È stato completato anche l’ultimo dei sei petali che compongono il quarto specchio dell’Extremely Large Telescope (ELT), quello preposto alla correzione della turbolenza atmosferica. Il nome di questo specchio adattivo, nel linguaggio di scienziati e ingegneri, è M4. “M” – spiega in un approfondimento Valentina Guglielmo su MEDIA Inaf – sta per mirror (specchio in inglese) e il numero 4 indica che questo è il quarto degli specchi che la luce che entra nel telescopio incontra nel suo percorso dallo spazio all’occhio degli astronomi. L’aggettivo “adattivo” invece rende conto del fatto che la forma di questo specchio può variare velocemente, proprio in virtù del compito che deve svolgere: rimuovere il più possibile l’effetto della turbolenza atmosferica dal fronte d’onda della luce in ingresso.

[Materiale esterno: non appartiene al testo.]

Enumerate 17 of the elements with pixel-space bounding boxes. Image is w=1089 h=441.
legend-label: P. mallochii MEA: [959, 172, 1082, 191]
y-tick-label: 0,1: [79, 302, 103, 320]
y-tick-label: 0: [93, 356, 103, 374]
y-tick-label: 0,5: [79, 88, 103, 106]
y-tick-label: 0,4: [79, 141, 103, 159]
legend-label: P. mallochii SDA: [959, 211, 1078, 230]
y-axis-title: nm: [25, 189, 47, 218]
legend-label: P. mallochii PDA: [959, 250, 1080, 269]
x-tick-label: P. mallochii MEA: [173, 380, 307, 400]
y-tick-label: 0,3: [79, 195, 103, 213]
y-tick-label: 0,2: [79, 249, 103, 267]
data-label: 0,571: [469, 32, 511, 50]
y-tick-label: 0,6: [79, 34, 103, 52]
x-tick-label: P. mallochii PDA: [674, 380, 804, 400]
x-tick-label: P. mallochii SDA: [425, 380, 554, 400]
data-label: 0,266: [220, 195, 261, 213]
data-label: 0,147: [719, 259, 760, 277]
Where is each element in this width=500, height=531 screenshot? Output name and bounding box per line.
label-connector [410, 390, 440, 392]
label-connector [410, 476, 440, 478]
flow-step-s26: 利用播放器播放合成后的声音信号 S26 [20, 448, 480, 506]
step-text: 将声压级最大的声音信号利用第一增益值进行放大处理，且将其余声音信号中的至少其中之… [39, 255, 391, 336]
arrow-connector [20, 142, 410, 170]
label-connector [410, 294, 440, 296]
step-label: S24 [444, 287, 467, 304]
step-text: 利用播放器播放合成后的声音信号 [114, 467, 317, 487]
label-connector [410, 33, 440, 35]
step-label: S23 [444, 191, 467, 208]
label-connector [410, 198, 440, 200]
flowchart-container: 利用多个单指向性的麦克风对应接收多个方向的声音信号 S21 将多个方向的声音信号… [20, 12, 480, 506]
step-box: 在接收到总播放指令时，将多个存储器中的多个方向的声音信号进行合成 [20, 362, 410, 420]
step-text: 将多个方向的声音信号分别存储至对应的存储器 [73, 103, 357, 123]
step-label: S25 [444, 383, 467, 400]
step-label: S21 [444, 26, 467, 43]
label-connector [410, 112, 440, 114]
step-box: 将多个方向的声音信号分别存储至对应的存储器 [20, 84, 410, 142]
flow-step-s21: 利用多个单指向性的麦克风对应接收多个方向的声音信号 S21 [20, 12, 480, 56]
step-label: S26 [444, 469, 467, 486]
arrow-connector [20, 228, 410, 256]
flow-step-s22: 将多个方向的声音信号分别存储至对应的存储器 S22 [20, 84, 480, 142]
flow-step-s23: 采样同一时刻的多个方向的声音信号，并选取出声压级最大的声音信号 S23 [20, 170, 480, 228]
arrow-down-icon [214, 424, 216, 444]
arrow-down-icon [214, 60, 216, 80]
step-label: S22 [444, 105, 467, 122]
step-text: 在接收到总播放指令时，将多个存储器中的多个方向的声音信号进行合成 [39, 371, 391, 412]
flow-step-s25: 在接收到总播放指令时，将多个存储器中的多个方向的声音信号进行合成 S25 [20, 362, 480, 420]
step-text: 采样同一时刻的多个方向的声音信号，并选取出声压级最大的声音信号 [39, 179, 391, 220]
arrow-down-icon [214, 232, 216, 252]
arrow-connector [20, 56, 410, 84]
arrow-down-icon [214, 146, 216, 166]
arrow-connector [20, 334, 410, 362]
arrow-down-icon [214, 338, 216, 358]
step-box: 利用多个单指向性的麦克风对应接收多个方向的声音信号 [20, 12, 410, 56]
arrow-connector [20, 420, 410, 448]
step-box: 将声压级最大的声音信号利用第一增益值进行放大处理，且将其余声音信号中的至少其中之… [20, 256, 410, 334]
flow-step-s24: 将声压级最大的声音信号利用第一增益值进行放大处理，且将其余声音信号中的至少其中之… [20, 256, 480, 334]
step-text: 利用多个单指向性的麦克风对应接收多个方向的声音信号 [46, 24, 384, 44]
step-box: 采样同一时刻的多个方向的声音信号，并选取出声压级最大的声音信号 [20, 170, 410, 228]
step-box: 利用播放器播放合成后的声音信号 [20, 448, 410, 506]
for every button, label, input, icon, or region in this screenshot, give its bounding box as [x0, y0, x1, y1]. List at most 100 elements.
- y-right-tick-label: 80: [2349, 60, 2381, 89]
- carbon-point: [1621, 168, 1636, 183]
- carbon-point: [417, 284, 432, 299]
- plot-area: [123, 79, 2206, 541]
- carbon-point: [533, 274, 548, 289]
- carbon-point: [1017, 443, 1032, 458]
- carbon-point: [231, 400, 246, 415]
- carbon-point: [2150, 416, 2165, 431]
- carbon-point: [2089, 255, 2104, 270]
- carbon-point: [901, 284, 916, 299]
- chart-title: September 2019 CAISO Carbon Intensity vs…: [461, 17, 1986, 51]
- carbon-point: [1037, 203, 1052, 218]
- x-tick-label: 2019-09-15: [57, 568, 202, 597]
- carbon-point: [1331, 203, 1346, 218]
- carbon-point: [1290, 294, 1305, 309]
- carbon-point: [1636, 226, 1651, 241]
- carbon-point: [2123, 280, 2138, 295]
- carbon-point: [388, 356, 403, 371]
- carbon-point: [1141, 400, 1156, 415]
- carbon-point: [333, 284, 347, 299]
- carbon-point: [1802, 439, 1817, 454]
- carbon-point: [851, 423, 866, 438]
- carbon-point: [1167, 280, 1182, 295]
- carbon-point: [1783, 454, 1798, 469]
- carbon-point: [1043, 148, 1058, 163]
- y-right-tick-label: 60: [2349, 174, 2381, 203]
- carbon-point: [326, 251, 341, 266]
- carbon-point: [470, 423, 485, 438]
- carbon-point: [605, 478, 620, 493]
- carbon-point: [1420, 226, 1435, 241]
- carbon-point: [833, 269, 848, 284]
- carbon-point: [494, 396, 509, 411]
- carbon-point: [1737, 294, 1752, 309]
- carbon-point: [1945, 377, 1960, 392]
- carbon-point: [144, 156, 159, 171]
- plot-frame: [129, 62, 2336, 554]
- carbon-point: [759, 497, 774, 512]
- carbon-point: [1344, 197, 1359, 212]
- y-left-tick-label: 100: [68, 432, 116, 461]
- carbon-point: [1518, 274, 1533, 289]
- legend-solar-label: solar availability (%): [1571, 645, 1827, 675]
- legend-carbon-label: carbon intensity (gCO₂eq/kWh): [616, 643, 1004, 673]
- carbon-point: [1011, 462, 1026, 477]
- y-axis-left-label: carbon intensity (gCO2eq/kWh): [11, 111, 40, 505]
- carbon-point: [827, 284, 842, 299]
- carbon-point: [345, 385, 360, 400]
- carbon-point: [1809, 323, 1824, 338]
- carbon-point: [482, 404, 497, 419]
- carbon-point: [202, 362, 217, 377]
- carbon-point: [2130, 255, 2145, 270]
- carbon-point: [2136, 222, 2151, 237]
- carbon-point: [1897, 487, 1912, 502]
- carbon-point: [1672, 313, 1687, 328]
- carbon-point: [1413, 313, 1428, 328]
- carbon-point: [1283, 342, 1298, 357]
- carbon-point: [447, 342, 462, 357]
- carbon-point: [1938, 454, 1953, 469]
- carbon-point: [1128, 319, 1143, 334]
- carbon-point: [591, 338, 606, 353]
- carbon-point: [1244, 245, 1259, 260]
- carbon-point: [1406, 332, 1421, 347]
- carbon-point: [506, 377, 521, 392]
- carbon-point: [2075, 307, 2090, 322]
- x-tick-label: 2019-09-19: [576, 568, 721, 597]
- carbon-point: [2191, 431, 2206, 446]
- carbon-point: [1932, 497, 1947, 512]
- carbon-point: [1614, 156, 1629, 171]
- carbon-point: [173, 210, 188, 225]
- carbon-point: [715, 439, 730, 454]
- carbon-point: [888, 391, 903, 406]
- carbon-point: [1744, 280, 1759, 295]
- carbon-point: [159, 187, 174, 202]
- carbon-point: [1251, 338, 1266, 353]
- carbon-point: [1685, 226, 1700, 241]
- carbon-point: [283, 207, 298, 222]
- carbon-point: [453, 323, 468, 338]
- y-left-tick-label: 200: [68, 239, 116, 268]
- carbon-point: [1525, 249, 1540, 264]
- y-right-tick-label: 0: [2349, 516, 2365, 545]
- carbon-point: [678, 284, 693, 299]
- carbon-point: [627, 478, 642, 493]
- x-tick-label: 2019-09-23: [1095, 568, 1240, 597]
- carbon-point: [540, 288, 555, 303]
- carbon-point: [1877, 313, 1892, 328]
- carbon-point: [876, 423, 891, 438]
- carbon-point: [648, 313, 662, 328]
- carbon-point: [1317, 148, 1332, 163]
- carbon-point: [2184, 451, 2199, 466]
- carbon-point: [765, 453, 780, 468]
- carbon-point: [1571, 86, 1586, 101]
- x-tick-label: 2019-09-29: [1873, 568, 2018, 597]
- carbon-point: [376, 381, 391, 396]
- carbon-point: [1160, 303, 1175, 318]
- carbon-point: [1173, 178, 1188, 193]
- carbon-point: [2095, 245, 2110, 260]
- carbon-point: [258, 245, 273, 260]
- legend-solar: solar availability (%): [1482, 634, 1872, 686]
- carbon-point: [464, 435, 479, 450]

Con il suo diametro di 2.4 metri, è il più grande specchio adattivo prodotto fino ad ora e con il maggior numero di attuatori. Sulla superficie posteriore dello specchio sono infatti stati applicati più di 5000 magneti, che giocano un ruolo fondamentale nel deformare i segmenti flessibili di M4, riuscendo a fare aggiustamenti 1000 volte al secondo con una precisione di 50 nanometri.
La luce degli oggetti cosmici viene distorta dall’atmosfera del nostro pianeta, poiché è turbolenta e presenta variazioni anche su piccole scale, ritardando e deviando la luce in modo scostante. L’effetto netto di questa turbolenta si percepisce, nelle immagini astronomiche, poiché appaiono sfocate. Per correggere queste distorsioni, ELT sarà equipaggiato con hardware e software avanzati di ottica adattiva, alcuni dei quali sono stati sviluppati appositamente per il telescopio. Fra questi, ad esempio, sei laser che creano stelle di guida artificiali eccitando atomi di sodio situati a circa 90 chilometri di altitudine nell’atmosfera quando, vicino all’oggetto che si sta osservando, non ci sono stelle abbastanza luminose per consentire le misurazioni delle distorsioni atmosferiche. Un altro componente essenziale del sistema di ottica adattiva di ELT sono le cosiddette telecamere di rilevamento del fronte d’onda, che agiscono come gli “occhi” del telescopio rilevando la luce dalle stelle. Un computer poi le riceverà in tempo reale e calcolerà le variazioni di forma necessarie da applicare a M4: il prototipo sviluppato all’ESO può ricevere i dati dai sensori delle telecamere e trasmetterli agli attuatori che deformano lo specchio in poche centinaia di microsecondi.
Grazie al suo sistema di ottica adattiva, gli scienziati prevedono che ELT riuscirà a scattare immagini più nitide di quelle del telescopio spaziale Hubble o dell’imminente James Webb.